Le ministre des Transports terrestres et aériens, Yancoba Dieme, a engagé mardi une vaste offensive contre les minicars de 12 à 19 places, communément appelés « Cheikhou Chérifou ». Accusés d’être au cœur de l’insécurité routière et de provoquer une hécatombe persistante sur les routes sénégalaises, ces véhicules sont désormais sommés de se conformer à des normes strictes sous peine de disparition pure et simple. Les autorités leur accordent un délai de deux mois pour se mettre en règle.
Cette décision intervient dans un contexte alarmant. Le parc national compte près de 7 000 minicars, dont l’âge moyen avoisine les 24 ans. Vétusté avancée, pannes fréquentes et équipements de sécurité défaillants font de ces véhicules un danger permanent. Selon le journal L’Observateur, ces « véhicules de la mort » sont régulièrement impliqués dans des accidents graves, souvent liés à une vitesse excessive, à la surcharge chronique et à un entretien quasi inexistant.
Pour mettre fin à cette situation, le gouvernement a opté pour une mesure radicale. Tous les minicars actuellement en circulation sont sommés de se présenter à Dakar dans un délai de deux mois afin de subir un contrôle technique approfondi et centralisé. À l’issue de cette évaluation, seuls les véhicules jugés suffisamment sûrs se verront délivrer un sauf-conduit temporaire. Les autres seront immédiatement envoyés à la fourrière ou contraints à une mise aux normes dont le coût pourrait s’avérer prohibitif, équivalant pour de nombreux propriétaires à une véritable condamnation économique.

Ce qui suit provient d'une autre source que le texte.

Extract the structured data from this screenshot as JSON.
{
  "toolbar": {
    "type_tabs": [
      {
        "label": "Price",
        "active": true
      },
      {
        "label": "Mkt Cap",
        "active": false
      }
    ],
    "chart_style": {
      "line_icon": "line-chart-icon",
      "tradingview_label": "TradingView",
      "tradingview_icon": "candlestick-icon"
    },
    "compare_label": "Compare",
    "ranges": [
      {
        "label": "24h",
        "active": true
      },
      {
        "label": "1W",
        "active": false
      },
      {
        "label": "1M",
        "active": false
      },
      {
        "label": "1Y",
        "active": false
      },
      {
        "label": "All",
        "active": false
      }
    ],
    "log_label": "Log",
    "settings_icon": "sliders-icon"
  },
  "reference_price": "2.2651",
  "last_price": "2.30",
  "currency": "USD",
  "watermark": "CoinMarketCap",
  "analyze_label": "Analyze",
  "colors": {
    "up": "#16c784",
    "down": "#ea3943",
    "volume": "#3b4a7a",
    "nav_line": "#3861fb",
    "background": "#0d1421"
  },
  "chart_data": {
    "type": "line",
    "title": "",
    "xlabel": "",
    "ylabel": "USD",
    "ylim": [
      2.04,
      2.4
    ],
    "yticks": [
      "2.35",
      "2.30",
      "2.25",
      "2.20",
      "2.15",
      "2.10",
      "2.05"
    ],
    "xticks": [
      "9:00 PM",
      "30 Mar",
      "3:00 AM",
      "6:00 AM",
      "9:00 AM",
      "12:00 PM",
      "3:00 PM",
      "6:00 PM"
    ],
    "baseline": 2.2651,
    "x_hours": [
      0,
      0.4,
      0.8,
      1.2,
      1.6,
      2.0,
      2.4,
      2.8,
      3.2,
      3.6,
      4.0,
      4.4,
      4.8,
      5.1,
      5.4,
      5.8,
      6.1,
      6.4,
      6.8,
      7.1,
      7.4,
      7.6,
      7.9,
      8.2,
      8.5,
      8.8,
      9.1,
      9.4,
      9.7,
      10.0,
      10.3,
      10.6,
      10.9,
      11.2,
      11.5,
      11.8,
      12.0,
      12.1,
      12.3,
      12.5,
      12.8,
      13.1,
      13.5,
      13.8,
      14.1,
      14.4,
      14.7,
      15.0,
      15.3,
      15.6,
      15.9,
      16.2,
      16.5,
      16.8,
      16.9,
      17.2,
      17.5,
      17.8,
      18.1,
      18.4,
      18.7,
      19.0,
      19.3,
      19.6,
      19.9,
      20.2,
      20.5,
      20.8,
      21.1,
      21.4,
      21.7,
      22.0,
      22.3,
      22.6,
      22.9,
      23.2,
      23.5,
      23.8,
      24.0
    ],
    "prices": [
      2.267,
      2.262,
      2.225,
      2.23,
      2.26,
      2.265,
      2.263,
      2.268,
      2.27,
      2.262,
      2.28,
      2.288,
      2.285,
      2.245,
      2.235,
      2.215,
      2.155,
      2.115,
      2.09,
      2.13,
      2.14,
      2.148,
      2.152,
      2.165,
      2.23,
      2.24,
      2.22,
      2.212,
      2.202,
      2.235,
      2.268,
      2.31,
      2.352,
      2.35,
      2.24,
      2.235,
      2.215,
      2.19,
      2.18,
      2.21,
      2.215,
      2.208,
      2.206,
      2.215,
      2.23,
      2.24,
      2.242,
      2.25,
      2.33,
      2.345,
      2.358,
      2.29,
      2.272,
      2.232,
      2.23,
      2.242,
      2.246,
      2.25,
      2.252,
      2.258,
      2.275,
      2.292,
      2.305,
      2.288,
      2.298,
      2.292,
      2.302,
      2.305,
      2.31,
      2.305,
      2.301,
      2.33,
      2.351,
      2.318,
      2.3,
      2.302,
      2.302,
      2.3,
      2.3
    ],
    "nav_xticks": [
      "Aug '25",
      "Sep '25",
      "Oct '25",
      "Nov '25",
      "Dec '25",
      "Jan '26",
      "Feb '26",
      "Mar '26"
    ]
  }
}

Au-delà de l’état mécanique des véhicules, le ministère des Transports entend également s’attaquer aux comportements dangereux qui gangrènent le secteur. Les images familières de toits croulant sous des ballots instables devraient bientôt appartenir au passé. Désormais, les bagages devront être transportés exclusivement à l’intérieur des véhicules. Les arrêts anarchiques en plein trafic sont formellement interdits, tout comme le ramassage de clients au bord des routes, une pratique jugée extrêmement dangereuse et qui fera l’objet d’une surveillance accrue des forces de l’ordre.
La modernisation du contrôle routier figure également au cœur de cette stratégie. Le gouvernement prépare l’installation de balises GPS destinées à limiter électroniquement la vitesse des transports en commun. Parallèlement, la vidéo-verbalisation sera déployée afin de sanctionner automatiquement les infractions, notamment les franchissements de lignes et les excès de vitesse, réduisant ainsi la marge de manœuvre pour les passe-droits.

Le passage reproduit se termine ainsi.